Enacted 25 years ago, the Telecommunications Act barred the FCC from opposing the roll up of thousands of local radio stations by a few firms. These were mostly conservative politically. They wanted to give Limbaugh and similar conservative speakers [n]ational platforms. [Former Speaker of the House Newt] Gingrich insisted on this measure as a price for supporting [the] whole Act. Local radio, with local content matched to local taste, was soon bought up, changed into a conservative platform.

Many on the right spoke positively about Limbaugh.
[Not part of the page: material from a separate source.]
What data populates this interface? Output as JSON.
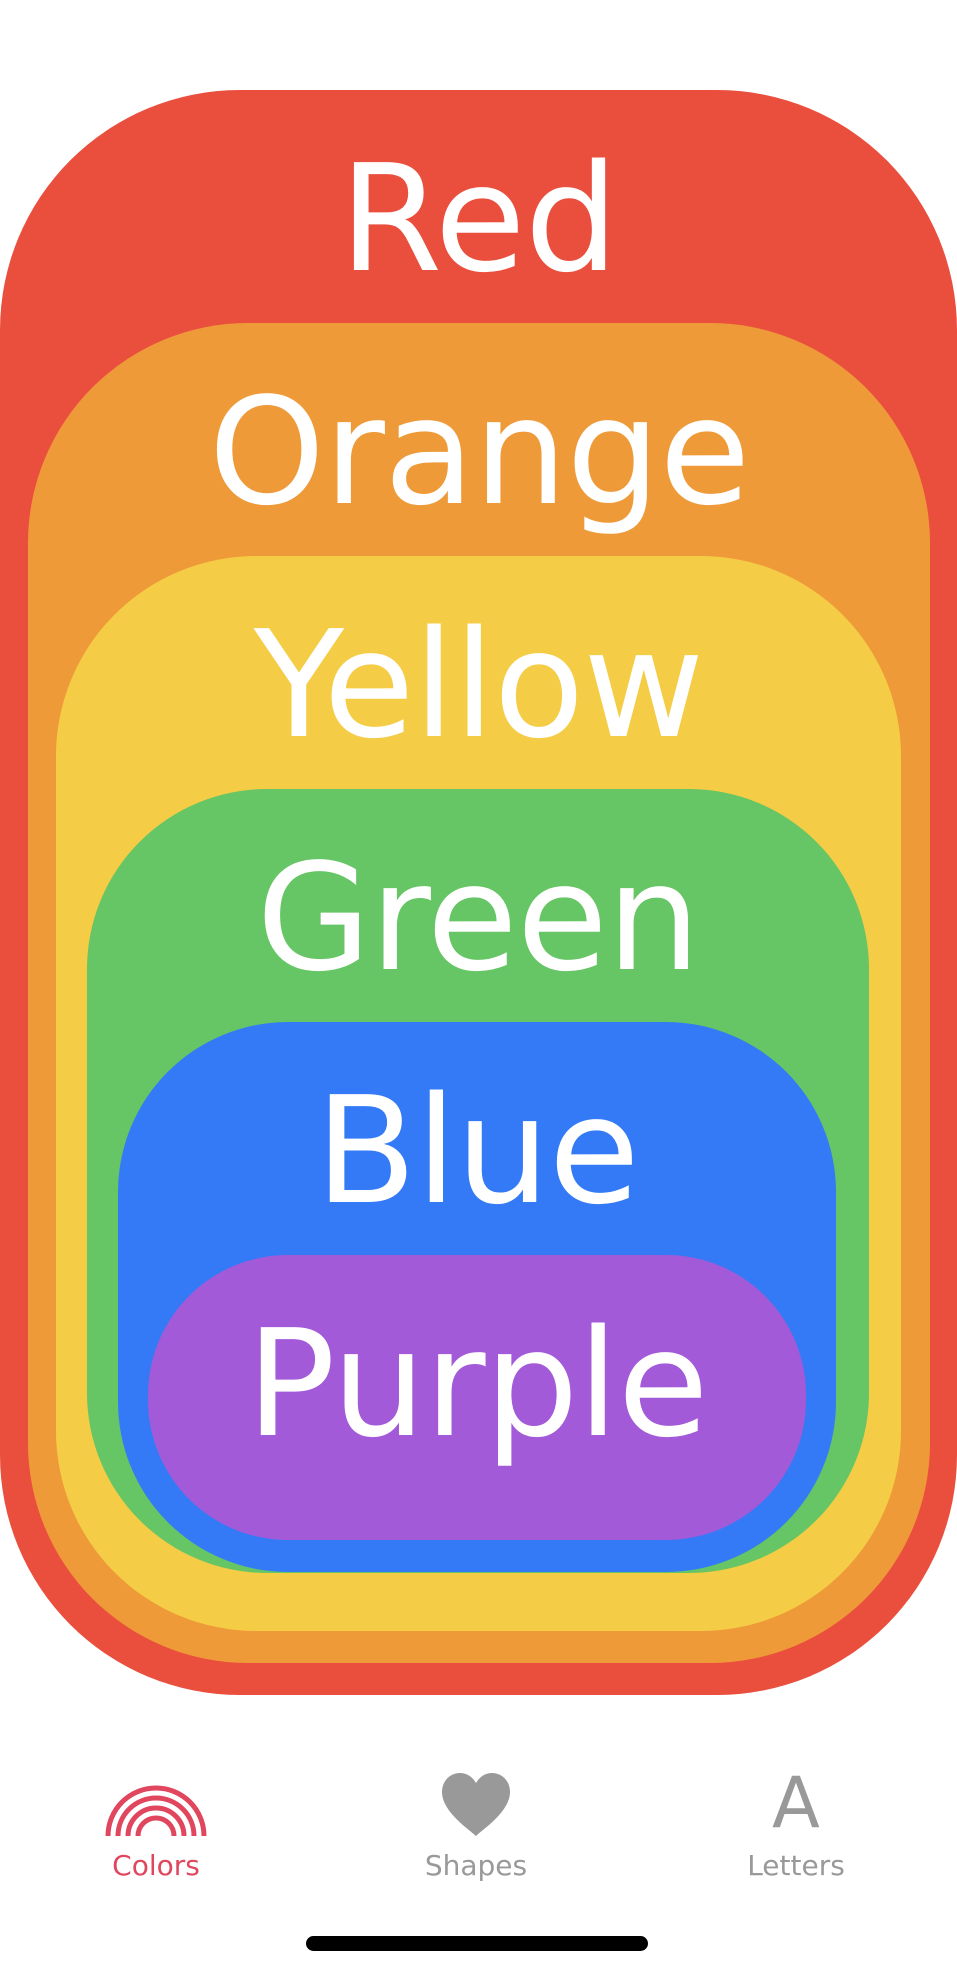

They also criticized others who recalled his legacy of hate and vitriol on social media — but as journalist Neil King pointed out, the talk radio host himself often engaged in similar behavior when his political opponents passed away.

“In case you’re shy about lambasting Limbaugh for what he was, he scoffed at the ‘slobbering media coverage’ the day [former U.S. Senator] Ted Kennedy died and called him the sort of politician who ‘takes money from people who work and gives it to people who don’t work,'” King wrote.
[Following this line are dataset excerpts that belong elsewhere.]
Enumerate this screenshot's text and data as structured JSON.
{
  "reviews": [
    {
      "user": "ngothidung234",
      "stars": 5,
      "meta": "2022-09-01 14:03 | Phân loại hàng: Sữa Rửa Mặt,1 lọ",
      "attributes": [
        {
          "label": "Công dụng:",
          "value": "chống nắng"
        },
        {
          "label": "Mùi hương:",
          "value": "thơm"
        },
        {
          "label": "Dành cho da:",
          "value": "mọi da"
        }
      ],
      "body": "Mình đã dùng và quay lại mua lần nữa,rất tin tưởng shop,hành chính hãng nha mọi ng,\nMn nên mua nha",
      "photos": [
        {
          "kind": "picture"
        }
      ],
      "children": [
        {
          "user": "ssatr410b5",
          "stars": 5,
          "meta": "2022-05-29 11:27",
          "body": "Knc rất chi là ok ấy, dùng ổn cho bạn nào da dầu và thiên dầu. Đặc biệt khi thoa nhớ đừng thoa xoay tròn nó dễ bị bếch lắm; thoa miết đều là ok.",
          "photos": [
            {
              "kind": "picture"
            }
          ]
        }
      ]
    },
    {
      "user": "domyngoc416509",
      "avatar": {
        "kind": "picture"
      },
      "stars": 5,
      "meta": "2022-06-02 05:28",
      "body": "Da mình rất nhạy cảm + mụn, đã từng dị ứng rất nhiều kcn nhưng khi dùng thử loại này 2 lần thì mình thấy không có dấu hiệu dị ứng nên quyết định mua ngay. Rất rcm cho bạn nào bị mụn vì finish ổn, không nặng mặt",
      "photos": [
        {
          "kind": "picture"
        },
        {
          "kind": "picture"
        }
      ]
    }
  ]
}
Within an hour of Limbaugh’s death being announced, Trump called into Fox News, breaking a media silence he’s held onto for the past several weeks in order to talk about the life of the radio host.

“He is a legend. He really is. There aren’t too many legends around. But he is a legend,” Trump said, describing how people who listened to Limbaugh on a daily basis were engaged in “a religious experience” while doing so.

The White House has so far maintained silence and President Joe Biden has not commented on Limbaugh’s passing. When Press Secretary Jen Psaki was asked whether Biden would speak later on about Limbaugh during a press briefing at the White House Wednesday, she replied that she didn’t anticipate the president doing so.

Biden’s “condolences go out to the family and the friends of Rush Limbaugh, who have, of course, lost him today,” Psaki added.